The error concerns which Mississippi regiment led the Rebels’ right-hand column in the attack. Hess repeats the assertion of others that it was the Thirteenth Mississippi commanded by Colonel Kennon McElroy.
In fact, the regiment’s own division commander, General Lafayette McLaws, states in an after-action report included in the Official Records that it was the Seventeenth Mississippi, commanded by Colonel John Fiser.
Writing in a report dated Jan. 17, 1864, McLaws says: “…I merely assert that the 17th Miss., Humphrey’s [sic] Brigade and Phillips Ga. Legion of Woffords Brigade…were selected to lead and did lead the assaulting columns…”
It’s an easy error to make if you only read McLaws initial order for the attack, in which he specifies that the Thirteenth will lead the right-hand column. McLaws apparently changed it later because Fiser, loudly asserting that he would chop down the Northwest Bastion’s flag pole, was obviously the more aggressive of the two regimental colonels.
Belligerence was never the courtly McElroy’s style. “Old chivalry,” as Romy Lowe, one of my fictional Mississippi privates calls him in the novel.
And so, in “Knoxville 1863,” I have the Seventeenth, whose Colonel Fiser has a hatchet clipped to his sword belt to cut down the pole, leading the attack with the Thirteenth coming up behind them.
The argument is more complicated, as most arguments are, and I admit that it’s debatable.

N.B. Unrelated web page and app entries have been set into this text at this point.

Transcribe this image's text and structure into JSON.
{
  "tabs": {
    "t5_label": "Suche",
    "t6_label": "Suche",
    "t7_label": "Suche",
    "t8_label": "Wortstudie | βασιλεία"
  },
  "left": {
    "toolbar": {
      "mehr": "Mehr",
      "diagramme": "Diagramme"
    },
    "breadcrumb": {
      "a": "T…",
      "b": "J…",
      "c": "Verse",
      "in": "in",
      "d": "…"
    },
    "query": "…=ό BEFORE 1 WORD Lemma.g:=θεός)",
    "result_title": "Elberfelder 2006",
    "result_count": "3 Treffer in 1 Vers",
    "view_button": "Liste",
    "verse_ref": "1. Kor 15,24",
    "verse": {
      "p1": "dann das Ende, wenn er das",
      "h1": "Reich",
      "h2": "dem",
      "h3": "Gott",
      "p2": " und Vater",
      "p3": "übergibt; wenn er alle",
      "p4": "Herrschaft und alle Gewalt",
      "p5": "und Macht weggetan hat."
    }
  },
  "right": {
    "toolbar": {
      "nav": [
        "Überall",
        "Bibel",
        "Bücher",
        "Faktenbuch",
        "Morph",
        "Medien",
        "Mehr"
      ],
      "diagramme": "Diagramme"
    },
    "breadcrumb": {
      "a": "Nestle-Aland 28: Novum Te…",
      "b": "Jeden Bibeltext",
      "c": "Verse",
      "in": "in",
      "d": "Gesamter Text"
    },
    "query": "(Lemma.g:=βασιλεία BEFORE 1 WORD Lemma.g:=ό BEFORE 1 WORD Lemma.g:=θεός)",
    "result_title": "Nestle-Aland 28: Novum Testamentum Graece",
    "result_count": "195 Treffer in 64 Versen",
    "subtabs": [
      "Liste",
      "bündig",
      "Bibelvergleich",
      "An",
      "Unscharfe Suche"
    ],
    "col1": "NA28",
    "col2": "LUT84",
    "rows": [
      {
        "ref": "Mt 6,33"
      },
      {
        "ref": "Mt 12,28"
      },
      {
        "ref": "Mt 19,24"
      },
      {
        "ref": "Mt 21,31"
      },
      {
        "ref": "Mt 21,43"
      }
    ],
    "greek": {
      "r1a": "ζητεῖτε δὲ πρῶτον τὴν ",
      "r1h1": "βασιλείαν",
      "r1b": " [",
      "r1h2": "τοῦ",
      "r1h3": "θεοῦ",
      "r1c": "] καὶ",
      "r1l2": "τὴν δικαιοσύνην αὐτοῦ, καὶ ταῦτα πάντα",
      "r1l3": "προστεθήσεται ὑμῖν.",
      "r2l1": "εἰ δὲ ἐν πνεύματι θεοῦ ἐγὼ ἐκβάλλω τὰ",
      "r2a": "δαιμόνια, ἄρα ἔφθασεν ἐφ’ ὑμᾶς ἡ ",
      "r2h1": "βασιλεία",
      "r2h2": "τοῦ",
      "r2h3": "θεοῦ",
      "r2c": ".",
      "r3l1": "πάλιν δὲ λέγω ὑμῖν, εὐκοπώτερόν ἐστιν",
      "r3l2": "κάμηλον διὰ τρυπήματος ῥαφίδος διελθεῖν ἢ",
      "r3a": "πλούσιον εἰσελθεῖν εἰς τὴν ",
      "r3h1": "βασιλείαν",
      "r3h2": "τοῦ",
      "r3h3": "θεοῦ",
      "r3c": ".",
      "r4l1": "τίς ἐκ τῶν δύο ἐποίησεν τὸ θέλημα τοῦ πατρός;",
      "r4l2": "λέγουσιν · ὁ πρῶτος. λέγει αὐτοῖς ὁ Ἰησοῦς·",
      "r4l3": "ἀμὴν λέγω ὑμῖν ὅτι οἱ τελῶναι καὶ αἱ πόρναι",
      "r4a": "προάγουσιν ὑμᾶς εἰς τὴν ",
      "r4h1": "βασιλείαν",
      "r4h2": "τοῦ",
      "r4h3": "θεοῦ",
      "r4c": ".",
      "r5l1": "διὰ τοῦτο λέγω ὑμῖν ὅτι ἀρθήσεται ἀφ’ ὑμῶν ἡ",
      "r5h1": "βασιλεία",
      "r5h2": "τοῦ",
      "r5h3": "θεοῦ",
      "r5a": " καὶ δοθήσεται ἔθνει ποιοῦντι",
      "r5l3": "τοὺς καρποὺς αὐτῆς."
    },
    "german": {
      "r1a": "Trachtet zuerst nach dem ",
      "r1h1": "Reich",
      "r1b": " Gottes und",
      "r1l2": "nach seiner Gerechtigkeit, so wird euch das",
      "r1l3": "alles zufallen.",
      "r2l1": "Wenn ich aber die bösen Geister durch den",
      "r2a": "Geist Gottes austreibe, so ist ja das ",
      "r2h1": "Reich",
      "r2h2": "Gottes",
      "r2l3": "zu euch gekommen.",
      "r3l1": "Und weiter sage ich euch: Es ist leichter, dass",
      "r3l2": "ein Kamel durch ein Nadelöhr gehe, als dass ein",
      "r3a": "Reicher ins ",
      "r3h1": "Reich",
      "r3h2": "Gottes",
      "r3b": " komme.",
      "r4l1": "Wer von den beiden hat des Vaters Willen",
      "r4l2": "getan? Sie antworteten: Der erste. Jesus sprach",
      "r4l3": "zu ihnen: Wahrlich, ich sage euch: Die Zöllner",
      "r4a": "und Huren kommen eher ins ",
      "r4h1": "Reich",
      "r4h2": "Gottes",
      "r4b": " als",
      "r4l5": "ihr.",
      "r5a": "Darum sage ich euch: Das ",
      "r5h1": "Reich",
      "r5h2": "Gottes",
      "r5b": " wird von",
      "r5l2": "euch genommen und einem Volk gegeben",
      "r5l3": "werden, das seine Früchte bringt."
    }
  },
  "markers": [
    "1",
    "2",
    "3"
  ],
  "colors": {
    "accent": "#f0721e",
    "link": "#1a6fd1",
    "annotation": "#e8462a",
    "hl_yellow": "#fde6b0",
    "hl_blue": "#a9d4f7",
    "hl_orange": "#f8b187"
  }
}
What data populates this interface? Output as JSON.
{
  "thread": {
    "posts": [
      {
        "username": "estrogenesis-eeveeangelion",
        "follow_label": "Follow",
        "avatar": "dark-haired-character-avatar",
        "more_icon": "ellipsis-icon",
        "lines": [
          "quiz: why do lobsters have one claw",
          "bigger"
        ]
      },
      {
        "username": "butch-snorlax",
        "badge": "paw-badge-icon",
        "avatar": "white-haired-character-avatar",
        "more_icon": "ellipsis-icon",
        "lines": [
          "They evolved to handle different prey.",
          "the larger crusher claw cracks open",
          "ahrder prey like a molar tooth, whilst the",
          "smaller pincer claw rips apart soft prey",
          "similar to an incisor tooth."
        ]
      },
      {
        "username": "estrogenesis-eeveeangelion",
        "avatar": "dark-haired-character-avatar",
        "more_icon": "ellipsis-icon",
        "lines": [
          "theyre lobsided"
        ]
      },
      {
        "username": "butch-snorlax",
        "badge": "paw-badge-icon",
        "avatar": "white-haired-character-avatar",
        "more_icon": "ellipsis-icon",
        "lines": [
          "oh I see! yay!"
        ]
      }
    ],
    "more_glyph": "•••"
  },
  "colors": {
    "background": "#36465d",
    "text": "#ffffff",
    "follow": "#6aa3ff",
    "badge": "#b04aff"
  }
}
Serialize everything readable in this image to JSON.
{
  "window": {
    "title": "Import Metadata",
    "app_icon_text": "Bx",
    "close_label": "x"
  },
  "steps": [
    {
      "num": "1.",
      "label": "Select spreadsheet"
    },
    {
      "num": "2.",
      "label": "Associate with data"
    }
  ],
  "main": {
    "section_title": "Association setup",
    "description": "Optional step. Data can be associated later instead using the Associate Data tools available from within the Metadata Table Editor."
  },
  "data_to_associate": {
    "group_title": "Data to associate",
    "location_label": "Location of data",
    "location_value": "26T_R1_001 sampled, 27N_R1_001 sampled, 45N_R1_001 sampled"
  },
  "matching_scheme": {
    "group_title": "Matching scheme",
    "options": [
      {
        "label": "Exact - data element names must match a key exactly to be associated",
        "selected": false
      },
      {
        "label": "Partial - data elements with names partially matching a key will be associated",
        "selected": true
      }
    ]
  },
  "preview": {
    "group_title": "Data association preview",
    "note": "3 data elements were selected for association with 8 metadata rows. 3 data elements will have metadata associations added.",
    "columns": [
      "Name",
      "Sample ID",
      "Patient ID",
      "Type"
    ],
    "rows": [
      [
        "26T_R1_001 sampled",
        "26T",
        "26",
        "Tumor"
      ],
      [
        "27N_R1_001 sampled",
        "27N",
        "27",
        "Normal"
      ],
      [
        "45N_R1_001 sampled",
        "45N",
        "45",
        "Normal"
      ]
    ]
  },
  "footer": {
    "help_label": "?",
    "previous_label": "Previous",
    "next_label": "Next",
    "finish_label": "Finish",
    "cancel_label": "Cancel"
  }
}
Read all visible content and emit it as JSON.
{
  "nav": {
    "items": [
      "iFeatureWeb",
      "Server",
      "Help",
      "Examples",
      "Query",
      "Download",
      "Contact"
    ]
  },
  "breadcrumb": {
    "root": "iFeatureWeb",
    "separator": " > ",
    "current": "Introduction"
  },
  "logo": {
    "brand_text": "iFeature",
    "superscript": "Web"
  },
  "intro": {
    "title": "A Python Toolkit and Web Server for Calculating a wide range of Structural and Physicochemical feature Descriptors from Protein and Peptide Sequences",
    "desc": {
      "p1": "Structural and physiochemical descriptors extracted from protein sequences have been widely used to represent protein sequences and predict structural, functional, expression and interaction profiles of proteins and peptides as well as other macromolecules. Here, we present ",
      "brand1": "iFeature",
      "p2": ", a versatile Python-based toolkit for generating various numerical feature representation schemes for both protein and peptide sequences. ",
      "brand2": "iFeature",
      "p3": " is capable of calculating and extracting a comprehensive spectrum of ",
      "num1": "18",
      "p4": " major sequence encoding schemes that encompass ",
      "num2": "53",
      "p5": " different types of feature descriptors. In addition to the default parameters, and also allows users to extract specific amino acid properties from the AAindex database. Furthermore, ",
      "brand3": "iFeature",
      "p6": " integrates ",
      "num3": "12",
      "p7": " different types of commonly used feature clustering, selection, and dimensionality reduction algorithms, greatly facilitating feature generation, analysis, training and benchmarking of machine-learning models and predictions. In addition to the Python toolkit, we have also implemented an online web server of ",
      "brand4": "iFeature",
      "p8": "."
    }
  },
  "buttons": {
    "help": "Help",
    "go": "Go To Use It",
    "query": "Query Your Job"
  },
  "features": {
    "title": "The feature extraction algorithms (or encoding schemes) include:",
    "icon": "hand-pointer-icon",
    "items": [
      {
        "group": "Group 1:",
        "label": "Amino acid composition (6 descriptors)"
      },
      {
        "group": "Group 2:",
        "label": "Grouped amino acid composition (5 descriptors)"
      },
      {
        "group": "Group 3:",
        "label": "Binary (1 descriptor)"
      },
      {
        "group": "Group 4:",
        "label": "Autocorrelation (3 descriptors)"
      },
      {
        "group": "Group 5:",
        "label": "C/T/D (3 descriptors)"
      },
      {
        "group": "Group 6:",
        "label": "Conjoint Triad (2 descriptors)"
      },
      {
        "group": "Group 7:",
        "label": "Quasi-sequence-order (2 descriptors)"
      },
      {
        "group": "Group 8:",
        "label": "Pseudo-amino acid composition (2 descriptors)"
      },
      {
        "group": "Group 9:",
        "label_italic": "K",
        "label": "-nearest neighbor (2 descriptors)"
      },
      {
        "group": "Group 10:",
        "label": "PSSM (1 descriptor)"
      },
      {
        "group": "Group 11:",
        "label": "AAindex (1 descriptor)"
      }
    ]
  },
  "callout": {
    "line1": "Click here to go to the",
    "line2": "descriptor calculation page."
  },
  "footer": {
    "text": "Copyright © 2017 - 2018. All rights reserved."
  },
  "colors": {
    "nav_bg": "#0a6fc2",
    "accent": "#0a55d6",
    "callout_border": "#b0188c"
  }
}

Repeated from the earlier history, the third (2002) edition of independent historian Digby Gordon Seymour’s Divided Loyalties: Fort Sanders and the Civil War In East Tennessee, the argument is about whether U.S. Army regular 1LT Samuel Nicoll Benjamin took too much credit for the successful federal defense of the fort, and also whether he unfairly maligned New York political General Edward Ferraro.
It’s the stark difference in rank between Benjamin and Ferraro that seems to animate Seymour and Hess in defending Ferraro from Benjamin who claims the general hid out in a bombproof during the battle and was nowhere to be seen. Which I included in the novel.
Hess finds someone who claims to have seen Ferraro out and about and of course Ferraro himself wrote an after-action report that claims he was in full command. But Ferraro’s subsequent behavior at the Battle of the Crater at Petersburg in 1864 bears out Benjamin.
There Ferraro was drunk in a bombproof behind the lines while his soldiers, U.S. Colored Troops, charged to their deaths in the crater. His presence might not have changed that but the fact remains he wasn’t with them or around to issue them orders. The irony is that, being a New York political general in the first place, he was shortly thereafter promoted.
As for Benjamin’s claim to have built the fort without the help of the engineers, which Hess and Seymour criticize, we can’t be sure how much effort Union engineer Captain Orlando Poe actually put into the job, though we can assume he did some work and therefore that Benjamin is exaggerating.
But Hess cites Poe doing exactly the same thing, declaring that he built Fort Sanders, when it was already there when he got to Knoxville, though only partially constructed. It was the work of Confederate Colonel Danville Leadbetter, who was said to have been the oldest engineer in the Union army when the war began.